Baize’s communications variously described Victim in unflattering terms and accused her of indiscretions. Indeed, our review of the record reveals that Baize’s emails to Victim are replete with examples of Baize directing his comments to Victim’s alleged attributes rather than a discussion of co-parenting needs or the needs of the child.
We find the argument that Baize’s comments took place in the context of communication about their child unpersuasive. Baize’s concerns regarding their child’s well-being or Victim’s parenting could have been effectively communicated without personal commentary about Victim. In fact, Baize admitted at trial that he was “[g]ambling on” Victim construing the comments he made in his emails as “personal attacks.”
 Baize also argues on appeal that the jury should have been instructed on the definition of stalking. But at trial, the State stipulated that the court would consider instructing the jury on the definition of stalking only “[i]f the State [brought] in evidence of stalking.” The State did not attempt to introduce evidence of stalking, and Baize did not again request that the trial court instruct the jury on the issue of stalking. Consequently, Baize waived this aspect of his argument below and cannot raise it on appeal. See State v. Johnson, 2017 UT 76, ¶ 16 n.4, 416 P.3d 443 (“Waiver, in the context of raising an issue before a court, is generally the relinquishment or abandonment of an issue before a trial or appellate court. . . . If an issue has been waived in the trial court, that issue is not preserved for appeal.”).
 5. We resolve this aspect of Baize’s appeal by declining to apply strict statutory definitions, but we note that the language of the relevant provisions of the protective order was written broadly and did not suggest that Baize was prohibited from engaging in only physically violent behavior or in making threats of violence. Baize’s violence-based reading of the protective order’s terms conflicts with the public policy underlying the entire domestic violence statutory scheme:
Because of the serious, unique, and highly traumatic nature of domestic violence crimes, the high recidivism rate of violent offenders, and the demonstrated increased risk of continued acts of violence subsequent to the release of a perpetrator who is convicted of domestic violence, it is the finding of the Legislature that domestic violence crimes warrant the issuance of continuous protective orders . . . because of the need to provide ongoing protection for the victim . . . . [T]he court shall issue a continuous protective order at the time of the conviction or sentencing limiting the contact between the perpetrator and the victim unless the court determines by clear and convincing evidence that the victim does not . . . have a reasonable fear of future harm or abuse.
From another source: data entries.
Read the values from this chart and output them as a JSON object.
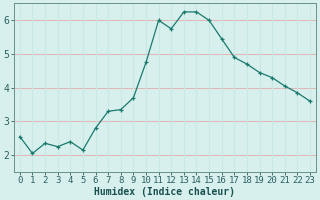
{
  "x": [
    0,
    1,
    2,
    3,
    4,
    5,
    6,
    7,
    8,
    9,
    10,
    11,
    12,
    13,
    14,
    15,
    16,
    17,
    18,
    19,
    20,
    21,
    22,
    23
  ],
  "y": [
    2.55,
    2.05,
    2.35,
    2.25,
    2.4,
    2.15,
    2.8,
    3.3,
    3.35,
    3.7,
    4.75,
    6.0,
    5.75,
    6.25,
    6.25,
    6.0,
    5.45,
    4.9,
    4.7,
    4.45,
    4.3,
    4.05,
    3.85,
    3.6
  ],
  "line_color": "#1a7a6e",
  "marker": "+",
  "marker_color": "#1a7a6e",
  "bg_color": "#d8f0ed",
  "grid_color_h": "#e0b8b8",
  "grid_color_v": "#c8e8e4",
  "xlabel": "Humidex (Indice chaleur)",
  "xlim": [
    -0.5,
    23.5
  ],
  "ylim": [
    1.5,
    6.5
  ],
  "yticks": [
    2,
    3,
    4,
    5,
    6
  ],
  "xticks": [
    0,
    1,
    2,
    3,
    4,
    5,
    6,
    7,
    8,
    9,
    10,
    11,
    12,
    13,
    14,
    15,
    16,
    17,
    18,
    19,
    20,
    21,
    22,
    23
  ],
  "xlabel_fontsize": 7,
  "tick_fontsize": 6.5,
  "tick_color": "#2a6060",
  "spine_color": "#6a9090"
}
Utah Code Ann. § 77-36-5.1(6)(a)–(b) (LexisNexis Supp. 2019); see also State v. Hardy, 2002 UT App 244, ¶ 17, 54 P.3d 645 (“The state has an inarguably significant interest in protecting the health and well-being of its citizens. In furtherance of this goal, the state has created a mechanism whereby the victims of domestic violence may obtain civil orders of protection against their abusers. As part of this protection, the court may prohibit the abuser from having any contact, direct or indirect, with the victim or the victim’s family.”). Thus, the statute’s purpose is to protect domestic abuse victims from further abusive behavior in the broad sense, including psychological abuse and other forms of controlling behavior. Baize’s violence-based interpretation of the protective order’s terms appears to run contrary to the significant interest the State has in protecting the overall health and emotional well-being of its citizens.